Assumptions about the Iranian Threat

Many assume that a nuclear Iran, led by President Mahmoud Ahmadinejad, presents an unacceptable threat to Israel and to the United States. But as Cato scholars Justin Logan and Ted Carpenter argue in a recent op-ed, Ahmadinejad is, in fact, a rational actor and thus deterrable through conventional means—which both Israel and the U.S. possess in overwhelming quantities.

First, let's contextualize Ahmadinejad's holocaust-denying, holocaust-promising MO. Recent reports indicate that Tehran is increasingly criticizing Ahmadinejad, who may consequently be removed from office before his term expires.

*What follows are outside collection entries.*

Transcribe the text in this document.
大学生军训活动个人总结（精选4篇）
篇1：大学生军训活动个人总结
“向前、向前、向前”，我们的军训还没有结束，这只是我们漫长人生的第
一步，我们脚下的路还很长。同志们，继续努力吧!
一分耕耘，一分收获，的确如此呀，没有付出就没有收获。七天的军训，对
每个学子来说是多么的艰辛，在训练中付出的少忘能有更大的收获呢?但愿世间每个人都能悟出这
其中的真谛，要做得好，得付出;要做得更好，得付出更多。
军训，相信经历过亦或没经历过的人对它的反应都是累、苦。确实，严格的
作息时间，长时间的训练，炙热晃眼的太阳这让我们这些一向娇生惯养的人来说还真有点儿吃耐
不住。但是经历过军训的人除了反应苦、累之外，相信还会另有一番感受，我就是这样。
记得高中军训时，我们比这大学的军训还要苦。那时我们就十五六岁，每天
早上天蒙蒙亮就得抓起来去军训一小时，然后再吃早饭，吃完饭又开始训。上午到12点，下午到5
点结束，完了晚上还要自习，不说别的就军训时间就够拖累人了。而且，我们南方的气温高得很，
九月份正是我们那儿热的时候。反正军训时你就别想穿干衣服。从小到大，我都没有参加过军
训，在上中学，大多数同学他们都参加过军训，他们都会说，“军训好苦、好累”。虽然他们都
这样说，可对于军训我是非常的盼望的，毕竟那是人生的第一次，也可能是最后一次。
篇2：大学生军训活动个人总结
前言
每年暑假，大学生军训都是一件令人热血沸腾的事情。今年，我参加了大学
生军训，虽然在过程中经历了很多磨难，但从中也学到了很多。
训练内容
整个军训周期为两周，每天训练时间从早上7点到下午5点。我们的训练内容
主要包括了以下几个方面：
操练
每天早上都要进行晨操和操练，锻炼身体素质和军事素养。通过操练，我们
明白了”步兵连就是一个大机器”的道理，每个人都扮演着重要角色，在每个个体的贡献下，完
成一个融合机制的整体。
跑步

Moreover, Iran's Supreme Leader, Ayatollah Ali Khamenei, wields the real power behind the regime, and his deeply odious ideas notwithstanding, he's a moderate compared to Ahmadinejad.

Second, despite its bomb-making activities in Iraq, Iran has never passed chemical or biological weapons to Hezbollah or other client organizations. The reason is historically based: if Iran were to attack Israel—which it's far likelier to do than attack the U.S.—it would surely suffer "mutually assured destruction." In short, the fear of retaliation keeps fanatics in check.

Indeed, as Logan and Carpenter conclude, "Never in history have leaders made a decision that was absolutely certain to destroy their own country in a matter of hours. Until someone can come up with definitive evidence that Iran is the first such country, we must work from the assumption" that Ahmadinejad is deterrable.